Consider how you can take advantage of the Web-based nature of your service to provide facilities that conventional email does not permit, such as public messages.

Payment Service

This project might be suitable for a group of students.

Create a payment service site, which allows people to pay for goods and services bought from other sites on the Web. Start by looking at existing payment services, such as PayPal. Look at the service they offer, and look at the documentation they provide to Web developers, which describes how people selling goods on the Web can use PayPal to handle payments.

It is especially important that a payment site be 100% usable and accessible. Make sure that it will be entirely clear to somebody who has been sent to the site to make a payment exactly what they need to do. They must be able to cancel at any point before they have authorized the payment, and it should be clear exactly when authorization occurs. When designing the appearance of the site, it is important that you convey an impression of trustworthiness.

Implement a similar service (not using real money, of course) that provides the necessary services to buyers and sellers, and an API that allows your payment services to be integrated into other sites. Try this out by requiring users who register with your image gallery or message service to pay a subscription.

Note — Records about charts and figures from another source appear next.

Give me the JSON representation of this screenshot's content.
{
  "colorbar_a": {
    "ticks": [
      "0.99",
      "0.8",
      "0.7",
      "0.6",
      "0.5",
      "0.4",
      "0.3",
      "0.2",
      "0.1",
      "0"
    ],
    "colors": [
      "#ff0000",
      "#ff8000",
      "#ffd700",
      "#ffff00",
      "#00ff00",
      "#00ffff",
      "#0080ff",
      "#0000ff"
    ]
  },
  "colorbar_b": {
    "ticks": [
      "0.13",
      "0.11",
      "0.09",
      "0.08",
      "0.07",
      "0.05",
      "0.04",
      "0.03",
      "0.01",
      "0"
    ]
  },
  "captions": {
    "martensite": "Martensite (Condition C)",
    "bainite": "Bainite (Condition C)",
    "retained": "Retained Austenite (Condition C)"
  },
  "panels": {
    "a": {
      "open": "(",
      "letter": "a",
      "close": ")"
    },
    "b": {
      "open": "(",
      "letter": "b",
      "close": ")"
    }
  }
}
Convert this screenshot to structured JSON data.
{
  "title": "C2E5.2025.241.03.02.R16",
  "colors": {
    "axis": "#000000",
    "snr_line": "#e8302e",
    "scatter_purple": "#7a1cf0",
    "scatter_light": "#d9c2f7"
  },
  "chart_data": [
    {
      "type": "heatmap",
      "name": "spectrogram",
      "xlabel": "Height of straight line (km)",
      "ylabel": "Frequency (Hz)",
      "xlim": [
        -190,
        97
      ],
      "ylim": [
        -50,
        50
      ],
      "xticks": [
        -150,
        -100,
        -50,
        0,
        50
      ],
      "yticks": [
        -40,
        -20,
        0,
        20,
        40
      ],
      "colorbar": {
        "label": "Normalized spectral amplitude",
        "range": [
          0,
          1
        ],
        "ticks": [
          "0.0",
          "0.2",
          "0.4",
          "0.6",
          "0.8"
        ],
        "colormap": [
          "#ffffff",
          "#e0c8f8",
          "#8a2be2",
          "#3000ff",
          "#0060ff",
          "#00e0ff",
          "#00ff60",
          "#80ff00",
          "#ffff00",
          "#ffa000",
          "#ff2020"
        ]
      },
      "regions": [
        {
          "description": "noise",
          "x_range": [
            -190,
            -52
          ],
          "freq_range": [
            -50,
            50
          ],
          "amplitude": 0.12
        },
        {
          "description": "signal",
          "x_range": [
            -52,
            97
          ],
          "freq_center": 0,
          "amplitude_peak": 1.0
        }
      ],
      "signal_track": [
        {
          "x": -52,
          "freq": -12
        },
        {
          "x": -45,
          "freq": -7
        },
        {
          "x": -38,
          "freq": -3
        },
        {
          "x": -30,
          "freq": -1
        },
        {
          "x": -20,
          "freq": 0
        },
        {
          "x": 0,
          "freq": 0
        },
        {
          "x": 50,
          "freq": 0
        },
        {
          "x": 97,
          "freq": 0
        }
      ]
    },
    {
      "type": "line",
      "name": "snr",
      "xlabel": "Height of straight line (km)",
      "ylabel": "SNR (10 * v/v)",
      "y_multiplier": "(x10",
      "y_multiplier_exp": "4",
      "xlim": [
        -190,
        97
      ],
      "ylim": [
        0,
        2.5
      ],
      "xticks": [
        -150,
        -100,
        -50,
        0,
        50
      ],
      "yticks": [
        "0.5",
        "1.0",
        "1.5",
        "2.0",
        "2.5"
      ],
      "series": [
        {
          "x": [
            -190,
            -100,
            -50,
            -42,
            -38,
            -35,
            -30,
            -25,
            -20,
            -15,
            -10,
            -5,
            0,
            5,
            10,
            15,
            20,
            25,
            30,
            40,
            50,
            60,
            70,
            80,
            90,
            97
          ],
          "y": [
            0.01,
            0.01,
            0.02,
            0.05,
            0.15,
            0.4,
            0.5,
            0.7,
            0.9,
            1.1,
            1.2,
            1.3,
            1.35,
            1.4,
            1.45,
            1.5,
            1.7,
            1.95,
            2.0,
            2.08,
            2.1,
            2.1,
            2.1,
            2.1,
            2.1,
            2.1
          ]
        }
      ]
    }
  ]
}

Give some thought to how you could cater for transactions that don’t cost very much (so-called micro-payments). How would you make it possible for people to pay as little as a few pennies (cents, or whatever) for something, without incurring costs that exceed the value of the transaction?

Mash-Up

As we mention in Chapter 1, one of the features of Web 2.0 is the availability of Web APIs, which provide access to data through programs as well as on Web pages. This has led to the possibility of ‘mash-ups’, which, in the context of the Web, are sites that combine data from two or more sources and present them in a unified way. Many mash-ups are based on the Google Maps API, which makes it possible for geographically-related data, such as the location of coffee shops or the average price of houses, to be superimposed on a map of the region concerned.

Create a mash-up from at least two sources. The combination must be meaningful and provide more information than the two separate sets of data independently. While Google Maps is probably the most often used API for mashing, there is a long list of Web APIs at the Programmable Web site.

Create a suitably designed site to present the results of your mash-up and to allow all potential users to interact with it in a clear and meaningful way.